My Prolog LSP server has recently gained a new feature – the ability to automatically format code.

This has been quite a fun feature to write. The approach I took was to use the built-in prolog_read_source_term/4 to parse a Prolog source file in a structured way that maintains comments and source positions of terms.

Just before this I’d written an LSP code formatter for another programming language which had a very simple Lisp-ish syntax. In that case, the syntax was so simple that I wrote a DCG to parse the source file into the structured form I would do the formatting transformations on. Since a code formatter is working entirely by changing whitespace alone, having runs of whitespaces represented in an explicit form much easier, something a generic parser wouldn’t have done.

While Prolog does have the aforementioned prolog_read_source_term/4, which will give the contents of a source file in a structured form and include information about comments and the positions of the terms in the source file, it wasn’t in a format that would be easy to work with directly. The predicate gives the location information of subterms in a nested form, so a file like this:

foo(X, Y) :-
    Y is X * 2.

Would be parsed like this:

term_position(
    0, 27, 10, 12,
    [ term_position(0,9,0,3,[4-5,7-8]),
      term_position(17,27,19,21,[17-18,term_position(22,27,24,25,[22-23,26-27])])
    ])

That is, a bunch of nested terms whose structure mirrors that of the parsed source itself.

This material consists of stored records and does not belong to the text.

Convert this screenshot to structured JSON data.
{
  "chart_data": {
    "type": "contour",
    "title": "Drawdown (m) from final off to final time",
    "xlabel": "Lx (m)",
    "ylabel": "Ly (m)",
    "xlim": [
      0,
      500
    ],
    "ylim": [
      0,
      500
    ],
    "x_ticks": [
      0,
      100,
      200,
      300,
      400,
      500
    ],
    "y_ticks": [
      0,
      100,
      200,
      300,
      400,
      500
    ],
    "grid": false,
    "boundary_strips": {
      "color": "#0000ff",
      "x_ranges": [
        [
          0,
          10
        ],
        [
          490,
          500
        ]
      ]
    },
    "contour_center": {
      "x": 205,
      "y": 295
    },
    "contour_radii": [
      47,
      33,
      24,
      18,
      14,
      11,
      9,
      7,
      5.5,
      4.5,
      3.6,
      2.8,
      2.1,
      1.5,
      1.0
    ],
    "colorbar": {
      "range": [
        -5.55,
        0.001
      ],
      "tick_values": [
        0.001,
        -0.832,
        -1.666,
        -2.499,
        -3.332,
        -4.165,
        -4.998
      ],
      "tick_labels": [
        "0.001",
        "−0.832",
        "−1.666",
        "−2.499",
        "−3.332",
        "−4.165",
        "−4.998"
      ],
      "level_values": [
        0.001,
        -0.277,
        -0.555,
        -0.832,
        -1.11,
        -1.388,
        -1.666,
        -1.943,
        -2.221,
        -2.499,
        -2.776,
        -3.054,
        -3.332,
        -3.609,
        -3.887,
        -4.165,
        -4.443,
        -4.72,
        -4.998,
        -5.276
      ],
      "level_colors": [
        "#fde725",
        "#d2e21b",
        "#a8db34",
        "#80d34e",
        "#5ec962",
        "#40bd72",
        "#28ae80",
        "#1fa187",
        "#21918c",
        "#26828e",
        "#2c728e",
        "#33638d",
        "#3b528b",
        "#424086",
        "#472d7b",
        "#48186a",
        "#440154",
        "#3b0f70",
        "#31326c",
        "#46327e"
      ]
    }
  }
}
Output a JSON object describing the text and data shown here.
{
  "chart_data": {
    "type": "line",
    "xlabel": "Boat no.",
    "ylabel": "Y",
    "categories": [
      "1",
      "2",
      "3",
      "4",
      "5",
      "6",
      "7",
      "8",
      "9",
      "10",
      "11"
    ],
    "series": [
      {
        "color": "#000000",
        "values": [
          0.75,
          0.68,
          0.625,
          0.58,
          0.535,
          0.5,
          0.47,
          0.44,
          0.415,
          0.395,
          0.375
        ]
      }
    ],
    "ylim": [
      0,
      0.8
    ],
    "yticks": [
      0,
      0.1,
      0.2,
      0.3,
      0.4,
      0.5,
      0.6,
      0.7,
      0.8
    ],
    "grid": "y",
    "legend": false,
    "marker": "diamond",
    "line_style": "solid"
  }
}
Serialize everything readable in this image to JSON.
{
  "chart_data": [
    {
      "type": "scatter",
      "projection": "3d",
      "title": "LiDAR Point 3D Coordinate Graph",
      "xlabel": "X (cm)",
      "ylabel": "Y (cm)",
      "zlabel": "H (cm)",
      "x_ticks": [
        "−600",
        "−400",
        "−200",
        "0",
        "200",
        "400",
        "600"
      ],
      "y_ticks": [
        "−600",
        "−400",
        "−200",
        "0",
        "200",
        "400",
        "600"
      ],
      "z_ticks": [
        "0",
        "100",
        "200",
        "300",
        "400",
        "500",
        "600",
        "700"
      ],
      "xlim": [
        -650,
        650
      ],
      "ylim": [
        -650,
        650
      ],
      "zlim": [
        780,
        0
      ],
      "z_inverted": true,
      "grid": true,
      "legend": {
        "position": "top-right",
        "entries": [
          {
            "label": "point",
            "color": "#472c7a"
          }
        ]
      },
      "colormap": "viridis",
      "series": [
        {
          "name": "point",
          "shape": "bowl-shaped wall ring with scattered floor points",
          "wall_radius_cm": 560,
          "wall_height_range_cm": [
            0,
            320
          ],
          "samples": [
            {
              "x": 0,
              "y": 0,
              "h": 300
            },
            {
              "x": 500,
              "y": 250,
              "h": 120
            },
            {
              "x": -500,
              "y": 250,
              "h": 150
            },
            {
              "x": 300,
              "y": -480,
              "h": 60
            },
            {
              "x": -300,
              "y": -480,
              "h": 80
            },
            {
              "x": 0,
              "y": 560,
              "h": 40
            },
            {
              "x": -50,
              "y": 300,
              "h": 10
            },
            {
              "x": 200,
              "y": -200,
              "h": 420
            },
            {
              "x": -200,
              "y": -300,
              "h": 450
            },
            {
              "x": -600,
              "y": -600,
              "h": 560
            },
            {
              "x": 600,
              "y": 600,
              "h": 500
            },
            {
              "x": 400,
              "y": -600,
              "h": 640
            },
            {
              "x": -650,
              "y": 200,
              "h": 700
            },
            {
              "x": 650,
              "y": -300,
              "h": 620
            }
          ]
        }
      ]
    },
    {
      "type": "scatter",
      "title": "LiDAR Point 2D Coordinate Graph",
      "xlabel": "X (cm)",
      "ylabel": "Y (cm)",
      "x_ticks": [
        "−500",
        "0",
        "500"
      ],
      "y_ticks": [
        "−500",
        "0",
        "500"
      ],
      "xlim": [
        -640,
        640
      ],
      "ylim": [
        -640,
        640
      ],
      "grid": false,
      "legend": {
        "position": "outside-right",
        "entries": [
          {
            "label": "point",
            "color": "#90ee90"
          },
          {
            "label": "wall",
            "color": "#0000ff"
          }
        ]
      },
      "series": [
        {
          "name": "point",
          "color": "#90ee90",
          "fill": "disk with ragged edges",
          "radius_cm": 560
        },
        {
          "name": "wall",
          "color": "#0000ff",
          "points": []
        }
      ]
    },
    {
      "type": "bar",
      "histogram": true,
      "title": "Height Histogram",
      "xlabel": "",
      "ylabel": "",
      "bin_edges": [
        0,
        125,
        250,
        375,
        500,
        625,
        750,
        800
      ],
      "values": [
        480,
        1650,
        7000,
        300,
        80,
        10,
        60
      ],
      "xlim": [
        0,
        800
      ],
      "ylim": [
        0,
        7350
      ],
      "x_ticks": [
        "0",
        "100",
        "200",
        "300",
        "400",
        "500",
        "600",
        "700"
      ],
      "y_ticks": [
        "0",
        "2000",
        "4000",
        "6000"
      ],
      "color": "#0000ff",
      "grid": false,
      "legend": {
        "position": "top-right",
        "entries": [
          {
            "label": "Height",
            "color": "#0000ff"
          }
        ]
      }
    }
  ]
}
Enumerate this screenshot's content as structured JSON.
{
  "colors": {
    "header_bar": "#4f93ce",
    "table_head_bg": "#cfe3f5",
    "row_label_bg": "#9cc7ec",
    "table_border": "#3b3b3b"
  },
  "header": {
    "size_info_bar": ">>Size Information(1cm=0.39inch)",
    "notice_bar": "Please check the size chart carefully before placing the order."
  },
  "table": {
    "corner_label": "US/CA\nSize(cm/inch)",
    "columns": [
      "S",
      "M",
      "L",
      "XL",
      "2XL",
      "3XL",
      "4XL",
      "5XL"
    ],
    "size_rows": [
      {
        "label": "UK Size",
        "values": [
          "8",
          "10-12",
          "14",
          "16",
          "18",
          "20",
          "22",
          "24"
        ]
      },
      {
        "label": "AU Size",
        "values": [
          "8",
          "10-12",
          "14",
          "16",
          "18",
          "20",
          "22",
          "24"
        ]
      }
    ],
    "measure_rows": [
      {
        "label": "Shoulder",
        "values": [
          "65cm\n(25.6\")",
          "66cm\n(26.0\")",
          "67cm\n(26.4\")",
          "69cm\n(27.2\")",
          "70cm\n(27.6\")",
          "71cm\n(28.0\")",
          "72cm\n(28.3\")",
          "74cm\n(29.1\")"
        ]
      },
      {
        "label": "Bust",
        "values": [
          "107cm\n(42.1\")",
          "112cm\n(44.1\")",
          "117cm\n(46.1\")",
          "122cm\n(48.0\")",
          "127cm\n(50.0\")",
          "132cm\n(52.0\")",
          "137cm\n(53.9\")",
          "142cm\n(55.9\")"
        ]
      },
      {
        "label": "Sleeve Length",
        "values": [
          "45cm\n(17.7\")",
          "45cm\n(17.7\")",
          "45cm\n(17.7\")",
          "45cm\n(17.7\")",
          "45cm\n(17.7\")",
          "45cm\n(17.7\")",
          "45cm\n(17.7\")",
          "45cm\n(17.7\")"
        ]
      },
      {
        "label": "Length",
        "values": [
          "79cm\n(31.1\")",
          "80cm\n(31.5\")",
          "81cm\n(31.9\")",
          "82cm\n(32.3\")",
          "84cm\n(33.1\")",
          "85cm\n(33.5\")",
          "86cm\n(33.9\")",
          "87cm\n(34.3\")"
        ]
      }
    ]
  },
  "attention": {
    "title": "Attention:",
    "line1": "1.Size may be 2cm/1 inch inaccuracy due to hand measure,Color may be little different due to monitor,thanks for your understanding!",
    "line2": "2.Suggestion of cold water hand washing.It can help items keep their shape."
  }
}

While that’s all well and good for more typical consumers of this library who are probably wanted to work on that nested representation, for a formatter, I’m more interested in the actual textual order of the terms in the source file. Going with the approach of writing my own DCG to parse a Prolog file into the sort of “flat” format I want though promised to be a challenge, given the rich syntax of the language.

So, I compromised and wrote a bunch of code that takes in terms with the position data in the above format and transforms it to a flat list of tokens, indicating things like “term begins here”, “open list here”, “simple term here”. Then I take another pass that generates the explicit whitespace tokens by comparing distances between the start and end of those flat terms and determining where newlines go. From there, it’s a “simple matter of coding” to manipulate whitespace and align things in a subjectively nice way.

This alignment is also much harder than it was for the Lisplike, since there are so many different constructs that people want to be treated differently. I think the current state is enough for a release, but I look forward to continuing to update this and hopefully get feedback from people about what they do & don’t like!

The LSP server can be installed by running swipl pack install lsp_server (or ?- pack_install(lsp_server) from a repl) and configured for your editor using the instructions in the README. Once installed, the formatter can be run stand-alone with swipl formatter <file> too!